What not to do
A hypothetical scenario: A large manufacturing company decides to equip 60 section managers with ruggedized tablets to gather data at work. The company took advice and introduced a device management system to enable IT to remotely handle and secure those systems. Senior managers spoke with the hardware supplier and chose an off-the-shelf interface they felt answered most of the company’s needs. They then mandated that the employees begin using the new systems.
What do you think happened next?
As staff worked with the new tools in a prelude to switching over, they discovered that some elements of the interface were clunky or irrelevant. Some really important functions sat buried within menus (or apps) that had no other useful function.
Not only this, but some key tasks weren’t yet supported by the software, which meant workers individually had to find workarounds, few of which were compatible. When the systems went live, the company then discovered that some facilities suffered from significant network access problems; key information wasn’t updated, which meant workers still had to check with each other for insight using older processes.
The employees ceased making proper use of the tech, resorting to legacy processes without telling senior management, creating an instant data vulnerability, and undermining the company’s capacity to exploit all its data for new efficiency gains.
Management wondered why their data-driven insights they hoped for seemed unrealistic, and why productivity fell.
Your people are your customers, probably
This is a notional example, of course. But it exposes some of the challenges facing companies attempting to unleash digital efficiency with tech when they approach the task with a hierarchical mind-set.
Digital transformation — whatever it is, because it’s a catch-all phrase for a zillion different usage cases — is nothing if you don’t put humans at the center of the change. You can throw all the technology in the world at your business, but if you don’t spend time figuring out what problems you want to solve, the investment will probably fail.
In this case, senior management’s biggest failure was that it spoke to the tech supplier before speaking with the target customer in the project. That customer wasn’t, as senior management thought, the senior management – it was the 60 section chiefs who were expected to use these devices.
Decision-makers chose an off-the-shelf solution before they talked to workers. As a result, they mandated solutions that didn’t meet the needs of the humans in the chain. Not only that, but the choices over-complicated existing processes by getting in the way of existing tasks.
In short: All that tech intelligence failed to work in partnership.
Technology for humans, not at them
Elon Musk famously said in 2018: “Yes, excessive automation at Tesla was a mistake. To be precise, my mistake. Humans are underrated.”
Or, as Apple’s Steve Jobs once said: “Apple should be the kind of place where anybody can walk in and share ideas with the CEO.”
In other words, your front-line workers should be heard, not merely seen. This is precisely the challenge faced by so many companies racing to digitize their existing business processes, which is ironic since the consumerization of IT should already have taught them that the greatest benefits will always come from solutions that put humans first.

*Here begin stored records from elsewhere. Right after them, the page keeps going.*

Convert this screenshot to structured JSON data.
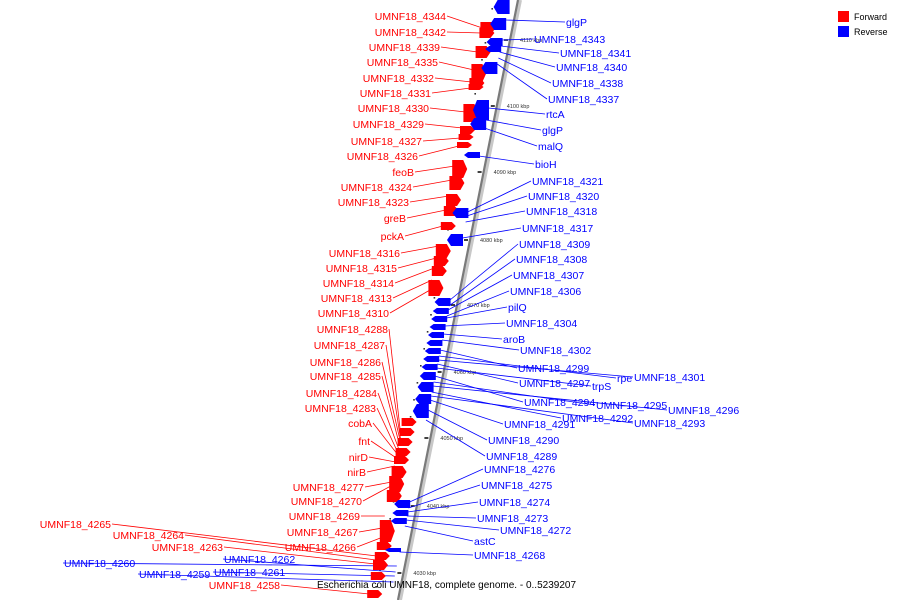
{
  "legend": {
    "forward_label": "Forward",
    "reverse_label": "Reverse",
    "forward_color": "#ff0000",
    "reverse_color": "#0000ff"
  },
  "caption": "Escherichia coli UMNF18, complete genome. - 0..5239207",
  "ticks": [
    "4110 kbp",
    "4100 kbp",
    "4090 kbp",
    "4080 kbp",
    "4070 kbp",
    "4060 kbp",
    "4050 kbp",
    "4040 kbp",
    "4030 kbp"
  ],
  "forward_genes": [
    "UMNF18_4344",
    "UMNF18_4342",
    "UMNF18_4339",
    "UMNF18_4335",
    "UMNF18_4332",
    "UMNF18_4331",
    "UMNF18_4330",
    "UMNF18_4329",
    "UMNF18_4327",
    "UMNF18_4326",
    "feoB",
    "UMNF18_4324",
    "UMNF18_4323",
    "greB",
    "pckA",
    "UMNF18_4316",
    "UMNF18_4315",
    "UMNF18_4314",
    "UMNF18_4313",
    "UMNF18_4310",
    "UMNF18_4288",
    "UMNF18_4287",
    "UMNF18_4286",
    "UMNF18_4285",
    "UMNF18_4284",
    "UMNF18_4283",
    "cobA",
    "fnt",
    "nirD",
    "nirB",
    "UMNF18_4277",
    "UMNF18_4270",
    "UMNF18_4269",
    "UMNF18_4267",
    "UMNF18_4266",
    "UMNF18_4265",
    "UMNF18_4264",
    "UMNF18_4263",
    "UMNF18_4258"
  ],
  "reverse_genes": [
    "glgP",
    "UMNF18_4343",
    "UMNF18_4341",
    "UMNF18_4340",
    "UMNF18_4338",
    "UMNF18_4337",
    "rtcA",
    "glgP",
    "malQ",
    "bioH",
    "UMNF18_4321",
    "UMNF18_4320",
    "UMNF18_4318",
    "UMNF18_4317",
    "UMNF18_4309",
    "UMNF18_4308",
    "UMNF18_4307",
    "UMNF18_4306",
    "pilQ",
    "UMNF18_4304",
    "aroB",
    "UMNF18_4302",
    "UMNF18_4299",
    "rpe",
    "UMNF18_4301",
    "UMNF18_4297",
    "trpS",
    "UMNF18_4294",
    "UMNF18_4295",
    "UMNF18_4296",
    "UMNF18_4292",
    "UMNF18_4293",
    "UMNF18_4291",
    "UMNF18_4290",
    "UMNF18_4289",
    "UMNF18_4276",
    "UMNF18_4275",
    "UMNF18_4274",
    "UMNF18_4273",
    "UMNF18_4272",
    "astC",
    "UMNF18_4268",
    "UMNF18_4262",
    "UMNF18_4260",
    "UMNF18_4261",
    "UMNF18_4259"
  ]
}
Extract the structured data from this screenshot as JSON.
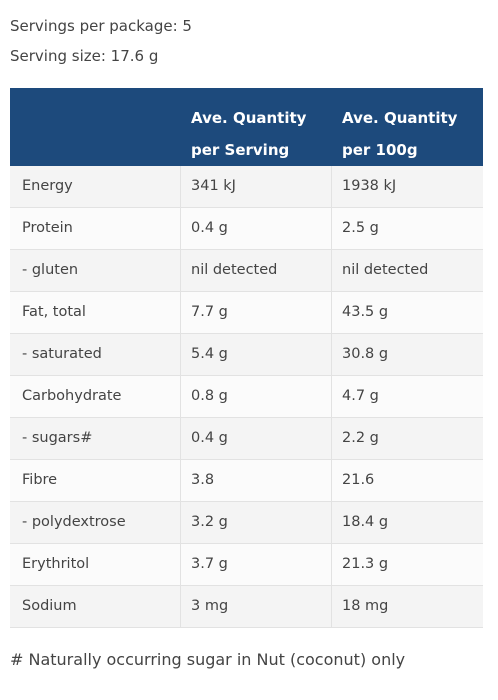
{
  "header": {
    "servings": "Servings per package: 5",
    "serving_size": "Serving size: 17.6 g"
  },
  "table": {
    "columns": [
      [],
      [
        "Ave. Quantity",
        "per Serving"
      ],
      [
        "Ave. Quantity",
        "per 100g"
      ]
    ],
    "rows": [
      [
        "Energy",
        "341 kJ",
        "1938 kJ"
      ],
      [
        "Protein",
        "0.4 g",
        "2.5 g"
      ],
      [
        "- gluten",
        "nil detected",
        "nil detected"
      ],
      [
        "Fat, total",
        "7.7 g",
        "43.5 g"
      ],
      [
        "- saturated",
        "5.4 g",
        "30.8 g"
      ],
      [
        "Carbohydrate",
        "0.8 g",
        "4.7 g"
      ],
      [
        "- sugars#",
        "0.4 g",
        "2.2 g"
      ],
      [
        "Fibre",
        "3.8",
        "21.6"
      ],
      [
        "- polydextrose",
        "3.2 g",
        "18.4 g"
      ],
      [
        "Erythritol",
        "3.7 g",
        "21.3 g"
      ],
      [
        "Sodium",
        "3 mg",
        "18 mg"
      ]
    ]
  },
  "footnote": "# Naturally occurring sugar in Nut (coconut) only"
}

Apple knows this, of course — its famed Human Interface Guidelines are in part what drove its success in consumer markets. Those same guidelines are also why an increasing number of enterprise customers today are choosing Apple equipment, for precisely the same reasons — ease of use, familiarity, and a good user experience.
User experience is, of course, part of the challenge that failed the transition at the fantasy company. This fantasy deployment completely failed to consider the employee experience — and that’s the kiss of death for any company attempting to put new systems and processes in place.
For best results, not only should the tech you use at work be just as good as what you use at home, but it should be custom purposed for the tasks you’re attempting to do. You shouldn’t need to navigate friction to get things done — the tech you use should enable you to get more done faster, not get in the way of doing what you already do.
I’ve lost track of the number of times people have told me this when discussing their approach to a successful tech transition within their company, or on behalf of clients. Yet, when so many enterprises haven’t yet fully embraced how mobile technologies can help their business, it’s something that must forever be repeated.
Transformation done right
A recently reported Volvo deployment is a great illustration of a more successful deployment strategy. Vehicle engineers were issued a wearable device to help boost customer relationships. During UI development, the car company’s digital experience teams worked closely with the people who mattered most — the engineers who would use the solution. They then developed a system custom-made for them. This included abandoning features the developers had originally assumed the engineers would need and including features they didn’t expect to need.
The result? Happy engineers, and improved customer contact.
When you want to make major organizational change, it makes sense to speak first to the people whose work keeps your enterprise going.
Transformation must begin at the heart of the company and ripple outwards, not at the top of the company and trickle down. We already know trickle down anything is rarely well distributed.
Why would it be any different in your business?
For best results, tech investments should solve problems your employees have. When they do, everything else should follow.